Avant même que la justice ne se prononce sur la question, le maire du Rassemblement National, David Rachline, a décidé de retirer la banderole. Cette décision a conduit le juge à déclarer un "non-lieu à statuer". Ce choix de retirer la banderole a été effectué dans un contexte particulièrement sensible, marqué par le meurtre d'un jeune homme de 19 ans à Fréjus-Plage, pour lequel le principal suspect faisait l'objet d'une OQTF, comme l'a mentionné Nice-Matin.

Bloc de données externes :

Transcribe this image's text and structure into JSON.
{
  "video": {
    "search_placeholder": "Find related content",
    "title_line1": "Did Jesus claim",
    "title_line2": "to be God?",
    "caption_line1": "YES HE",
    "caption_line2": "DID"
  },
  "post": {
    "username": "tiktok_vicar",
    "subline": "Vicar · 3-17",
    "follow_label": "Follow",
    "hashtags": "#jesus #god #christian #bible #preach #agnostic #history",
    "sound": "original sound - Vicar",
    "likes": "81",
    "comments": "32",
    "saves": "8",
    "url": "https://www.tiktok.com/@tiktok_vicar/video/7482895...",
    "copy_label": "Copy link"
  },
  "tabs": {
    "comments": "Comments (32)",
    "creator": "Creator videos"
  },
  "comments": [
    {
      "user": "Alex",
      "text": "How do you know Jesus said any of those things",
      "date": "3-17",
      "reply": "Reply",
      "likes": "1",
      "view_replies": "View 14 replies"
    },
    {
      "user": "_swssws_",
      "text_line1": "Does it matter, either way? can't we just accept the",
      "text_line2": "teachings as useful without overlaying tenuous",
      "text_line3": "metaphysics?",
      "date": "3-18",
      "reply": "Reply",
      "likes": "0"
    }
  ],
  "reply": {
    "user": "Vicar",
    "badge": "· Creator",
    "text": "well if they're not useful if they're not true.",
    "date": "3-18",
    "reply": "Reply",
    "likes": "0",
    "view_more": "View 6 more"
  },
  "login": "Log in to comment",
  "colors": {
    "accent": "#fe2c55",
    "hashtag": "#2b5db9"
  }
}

David Rachline a déclaré : « Combien de drames faudra-t-il encore avant que l’État assume enfin ses responsabilités ? ». Il soulève une inquiétude croissante au sein de la population sur l'application des mesures de l'État. La préfecture a rappelé que l'affichage de messages politiques sur des bâtiments publics est interdit, et que la situation en question était en traitement judiciaire, ce qui empêchait l'exécution de l'OQTF concernée.